5. Incident management records
The NDIS Commission's incident management rules require providers to have a documented system, not merely a form. Your incident folder should contain:
- Incident management policy, reviewed at least annually.
- Individual incident reports for every reportable incident, submitted to the NDIS Commission within the required timeframes (24 hours for priority incidents, five business days for other reportable incidents).
- Internal incident register showing all incidents — not only those reportable to the Commission — with dates, nature of incident, actions taken, and outcomes.
- Root cause analysis or review records for serious incidents, demonstrating that the provider has investigated and taken corrective action.
- Evidence that participants and their support network were notified where required.
6. Complaints management records
- Complaints management policy — accessible to participants in plain English (and alternative formats where needed).
- Complaints register covering the date received, nature of the complaint, steps taken to resolve, outcome, and timeframe.
- Evidence that participants were informed of their right to complain to the NDIS Commission if not satisfied with your internal resolution.
- Annual review of complaint trends, with documented actions taken to prevent recurrence.
7. Physical environment and equipment records
For centre based providers, the physical environment is part of the audit.
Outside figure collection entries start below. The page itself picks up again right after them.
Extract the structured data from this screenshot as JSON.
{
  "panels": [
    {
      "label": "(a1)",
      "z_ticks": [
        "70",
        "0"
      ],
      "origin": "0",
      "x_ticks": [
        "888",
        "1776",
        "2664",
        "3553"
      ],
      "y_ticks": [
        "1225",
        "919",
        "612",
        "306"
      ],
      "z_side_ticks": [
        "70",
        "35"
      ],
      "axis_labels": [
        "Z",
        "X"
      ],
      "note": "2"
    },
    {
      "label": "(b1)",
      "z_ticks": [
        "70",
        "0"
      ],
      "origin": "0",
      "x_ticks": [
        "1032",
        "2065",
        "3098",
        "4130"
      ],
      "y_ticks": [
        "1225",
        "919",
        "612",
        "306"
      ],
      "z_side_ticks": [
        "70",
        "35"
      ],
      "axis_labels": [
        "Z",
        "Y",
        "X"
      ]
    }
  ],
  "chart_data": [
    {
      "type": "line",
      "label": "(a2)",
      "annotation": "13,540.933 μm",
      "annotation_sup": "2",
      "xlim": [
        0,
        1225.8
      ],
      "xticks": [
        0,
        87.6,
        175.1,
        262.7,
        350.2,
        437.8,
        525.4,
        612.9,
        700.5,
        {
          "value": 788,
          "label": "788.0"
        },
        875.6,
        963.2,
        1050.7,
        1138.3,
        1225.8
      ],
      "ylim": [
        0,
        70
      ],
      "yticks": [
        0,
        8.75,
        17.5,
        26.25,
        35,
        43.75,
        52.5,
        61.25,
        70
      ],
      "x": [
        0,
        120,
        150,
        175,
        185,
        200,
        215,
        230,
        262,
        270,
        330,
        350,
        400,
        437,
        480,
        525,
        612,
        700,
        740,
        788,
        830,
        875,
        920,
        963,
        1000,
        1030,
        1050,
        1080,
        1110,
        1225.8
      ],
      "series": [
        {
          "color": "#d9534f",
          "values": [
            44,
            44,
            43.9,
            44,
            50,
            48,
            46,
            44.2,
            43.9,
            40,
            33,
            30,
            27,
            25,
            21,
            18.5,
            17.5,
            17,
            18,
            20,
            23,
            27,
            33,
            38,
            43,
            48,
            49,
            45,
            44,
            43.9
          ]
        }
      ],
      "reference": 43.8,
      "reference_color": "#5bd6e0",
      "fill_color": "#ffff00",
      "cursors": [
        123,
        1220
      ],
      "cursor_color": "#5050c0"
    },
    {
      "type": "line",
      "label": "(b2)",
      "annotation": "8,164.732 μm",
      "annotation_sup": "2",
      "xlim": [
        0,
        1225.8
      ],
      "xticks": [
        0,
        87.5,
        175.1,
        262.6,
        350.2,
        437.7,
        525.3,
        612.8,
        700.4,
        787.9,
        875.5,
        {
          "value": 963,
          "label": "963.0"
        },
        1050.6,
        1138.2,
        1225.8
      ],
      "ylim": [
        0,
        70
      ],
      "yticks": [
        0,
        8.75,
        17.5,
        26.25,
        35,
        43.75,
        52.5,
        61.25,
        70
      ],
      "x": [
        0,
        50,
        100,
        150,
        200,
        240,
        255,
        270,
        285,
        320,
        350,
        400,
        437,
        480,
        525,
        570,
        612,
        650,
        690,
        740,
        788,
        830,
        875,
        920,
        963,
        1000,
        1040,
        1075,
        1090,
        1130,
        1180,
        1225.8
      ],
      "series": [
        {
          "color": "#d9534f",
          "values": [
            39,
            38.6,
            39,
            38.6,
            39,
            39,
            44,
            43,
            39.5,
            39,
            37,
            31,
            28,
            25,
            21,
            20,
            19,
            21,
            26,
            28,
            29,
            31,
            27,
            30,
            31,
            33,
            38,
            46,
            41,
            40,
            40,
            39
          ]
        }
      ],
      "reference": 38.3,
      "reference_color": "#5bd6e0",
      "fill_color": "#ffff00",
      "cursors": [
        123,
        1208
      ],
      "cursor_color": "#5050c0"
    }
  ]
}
Document:
- Premises safety inspection records — at least annually, with a qualified inspector where fire, electrical, or structural safety is involved.
- Evacuation diagram, posted in the centre and tested with staff (fire drill records).
- Accessible equipment maintenance logs — hoists, wheelchairs, sensory equipment, therapy aids — with service dates and any out-of-service periods noted.
- Vehicle safety records if transporting participants to and from the centre, including driver licence checks and vehicle roadworthy records.
- Infection control procedures — particularly relevant since the pandemic underscored the risks of communal settings.
8. Quality auditor expectations: common non-conformances
Based on publicly available NDIS Commission guidance, the most frequent documentation findings in group and centre based settings include:
- Behaviour support plans that are out of date or not yet trained to staff delivering the supports.
- Restrictive practice reporting missing from the Commission portal despite practices being in use.
- Incident reports that describe the event but lack evidence of investigation or corrective action.
- Service agreements that have not been updated after a participant's NDIS plan was reviewed.
- Staff training records that cannot be located or are incomplete for existing employees.
- Complaints register not maintained — providers relying on memory rather than a documented log.
Address each of these before your audit window opens. Auditors assess evidence of practice, not just the existence of a policy document.
Pulling it together
A practical approach is to create a participant-level folder (physical or digital) for each person and an organisational-level folder for governance, staffing, and facility documents. Conduct an internal self-audit at least six months before your registration renewal date, using your checklist as a scoring tool.
If you are building your documentation suite from scratch or identifying significant gaps, ndiscompliant.com.au offers a 74-document audit-ready SIL and group-provider compliance kit that covers the full Practice Standards across all eight categories above — which can substantially reduce the time needed to reach audit readiness.
The 2026 strengthened framework is not a bureaucratic hurdle — it reflects the genuine risks that arise when vulnerable people are supported in group environments. Thorough documentation is the evidence that your organisation takes those risks seriously and acts on them every day.
Important: This article provides general guidance about NDIS compliance requirements. It is not legal or professional advice. Requirements may change as the NDIS Commission updates its policies and Practice Standards. Always verify current requirements with the NDIS Quality and Safeguards Commission or a registered NDIS consultant before making compliance decisions.